Serrani, who performs under his own name, is working with Butts-Spirito on a video for his track “basketcase,” and already looks at him as “somewhat of a mentor” within their short relationship. 

“It felt like I had known Kel for so much longer than I did, I guess that’s just the impression he makes on people,” Serrani said. 

As for the ArtsRiot! Show, Butts-Spirito said, “The coolest part for me was there were people from every chapter, from you, Jax, KB, Zaia, some of my friends from rehab even showed up. And getting to work with my friends Kevin and Marley on it made it even more special.” 

The aforementioned Kevin and Marley are Kevin Garrison and Marley Tipper, two more Burlington products who are old friends of Butts-Spirito’s.  

Tipper broke into modeling and online influencing (@marleytipper)  around the time Kelly started to make videos, and has reached success in both fields, with over 31,000 Instagram followers to boot.  

“She has a real talent for knowing what will blow up,” Butts-Spirito said, emphasizing her importance to the whole process. 

“I’ve known Kelly for seven or eight years now, he is one of the most driven people I know. Behind the scenes can get foul, but he always pulls through and makes the best of everything. Love that man,” Tipper said.  
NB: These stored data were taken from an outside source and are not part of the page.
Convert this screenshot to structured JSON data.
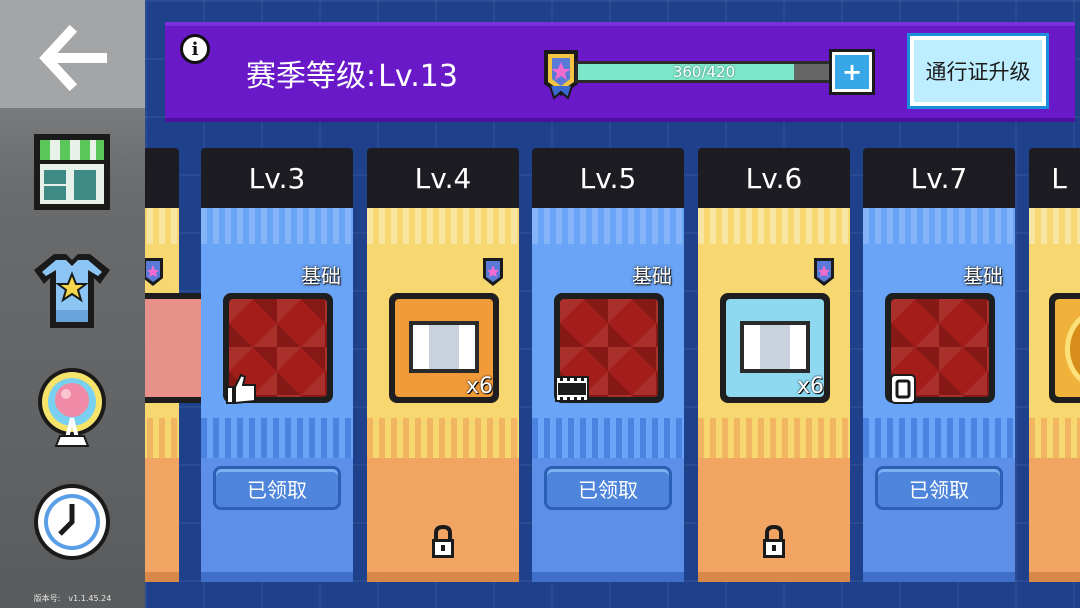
{
  "version": {
    "label": "版本号:",
    "value": "v1.1.45.24"
  },
  "sidebar": {
    "items": [
      {
        "icon": "back-arrow-icon"
      },
      {
        "icon": "shop-icon"
      },
      {
        "icon": "tshirt-icon"
      },
      {
        "icon": "balloon-icon"
      },
      {
        "icon": "clock-icon"
      }
    ]
  },
  "header": {
    "info_icon": "info-icon",
    "info_glyph": "i",
    "season_label": "赛季等级:",
    "season_level": "Lv.13",
    "xp_current": 360,
    "xp_max": 420,
    "xp_text": "360/420",
    "plus_label": "+",
    "upgrade_label": "通行证升级"
  },
  "cards": [
    {
      "level": "",
      "theme": "orange",
      "tier": "",
      "premium": true,
      "reward": "partial",
      "quantity": "",
      "status": "partial"
    },
    {
      "level": "Lv.3",
      "theme": "blue",
      "tier": "基础",
      "premium": false,
      "reward": "red-item",
      "type_icon": "thumbs-up-icon",
      "quantity": "",
      "status": "claimed",
      "claimed_label": "已领取"
    },
    {
      "level": "Lv.4",
      "theme": "orange",
      "tier": "",
      "premium": true,
      "reward": "ticket-orange",
      "quantity": "x6",
      "status": "locked"
    },
    {
      "level": "Lv.5",
      "theme": "blue",
      "tier": "基础",
      "premium": false,
      "reward": "red-item",
      "type_icon": "film-icon",
      "quantity": "",
      "status": "claimed",
      "claimed_label": "已领取"
    },
    {
      "level": "Lv.6",
      "theme": "orange",
      "tier": "",
      "premium": true,
      "reward": "ticket-blue",
      "quantity": "x6",
      "status": "locked"
    },
    {
      "level": "Lv.7",
      "theme": "blue",
      "tier": "基础",
      "premium": false,
      "reward": "red-item",
      "type_icon": "frame-icon",
      "quantity": "",
      "status": "claimed",
      "claimed_label": "已领取"
    },
    {
      "level": "L",
      "theme": "orange",
      "tier": "",
      "premium": false,
      "reward": "coin",
      "quantity": "",
      "status": "partial"
    }
  ],
  "colors": {
    "header": "#6a19c8",
    "xp_fill": "#7ee6c9",
    "claimed_button": "#4f86dc",
    "blue_card": "#5d8fe9",
    "orange_card": "#f2a562"
  }
}
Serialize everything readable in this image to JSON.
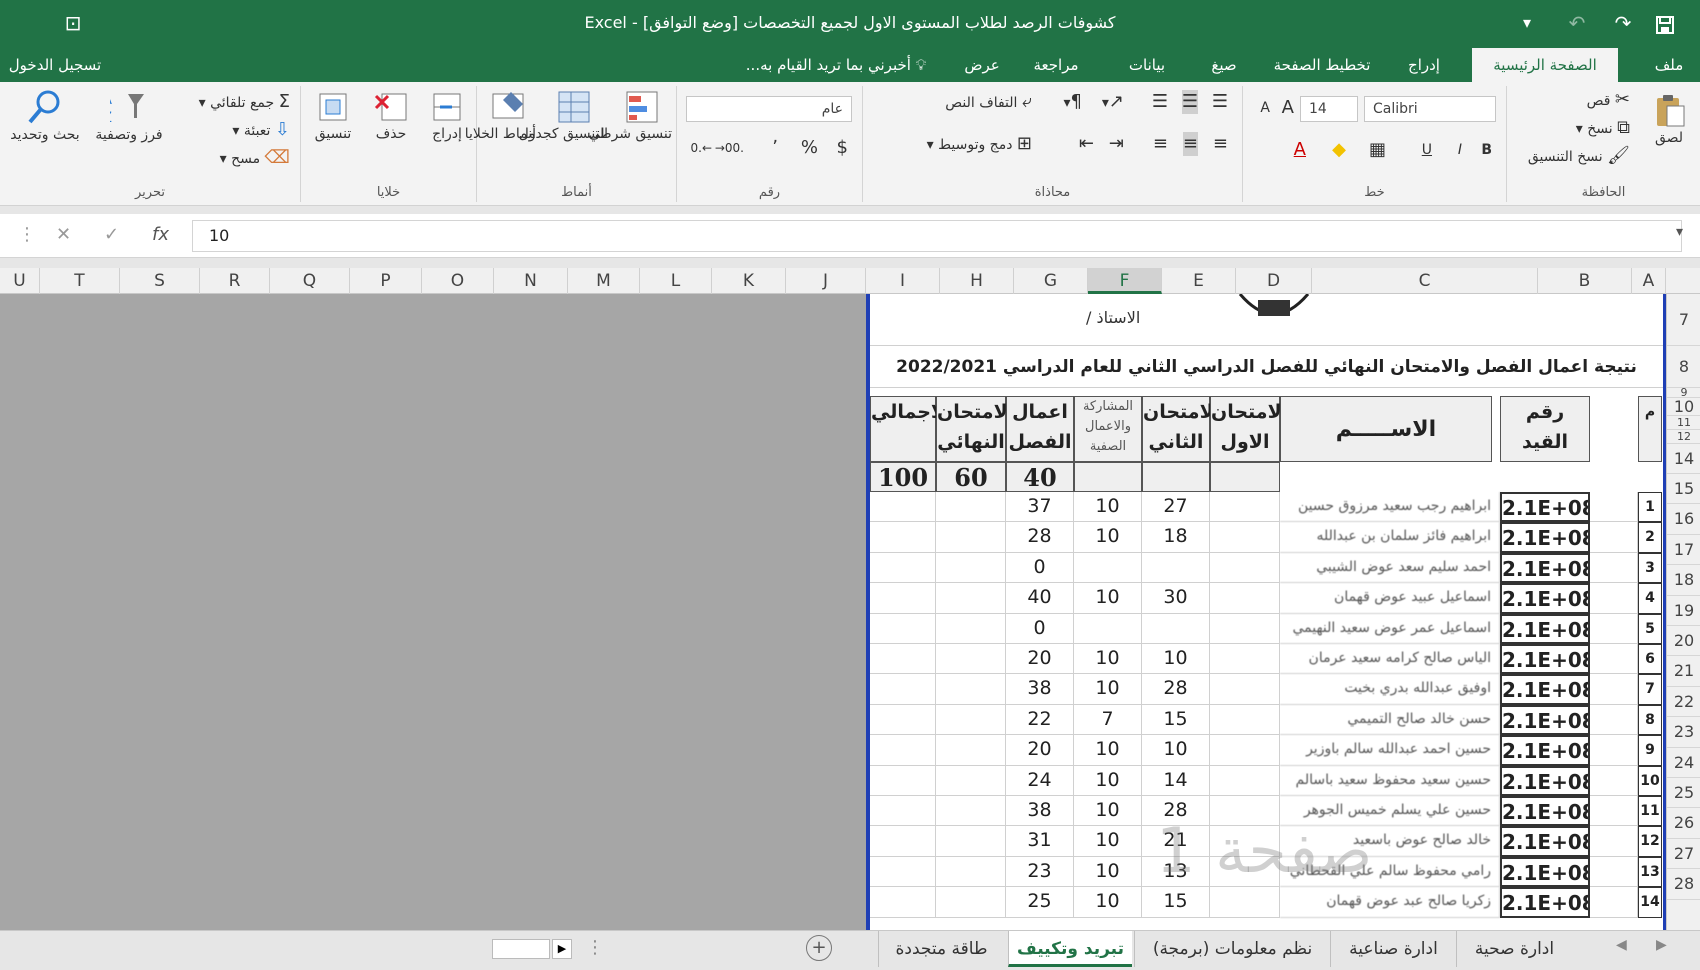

Garrison was a former standout athlete in both football and basketball at BHS who started working closer with Butts-Spirito after a house show he put on.  

“One thing that allows Kelly to be successful is that he doesn’t let failure defeat him and that is why he’s in the position he is right now. He embodies dedication and consistency,” Garrison said. “I’m sure Kelly will face 100 more obstacles too, but I’ll put my money on him every time to overcome them,” he continued. “He defeats hate with love, something this world needs now more than ever.” 

Butt-Spirito is planning a future show at Higher Ground and reflected on where he’s been and where he’s going. 

“My mistakes don’t define me anymore, the way I was really afraid they would,” Butts-Spirito added.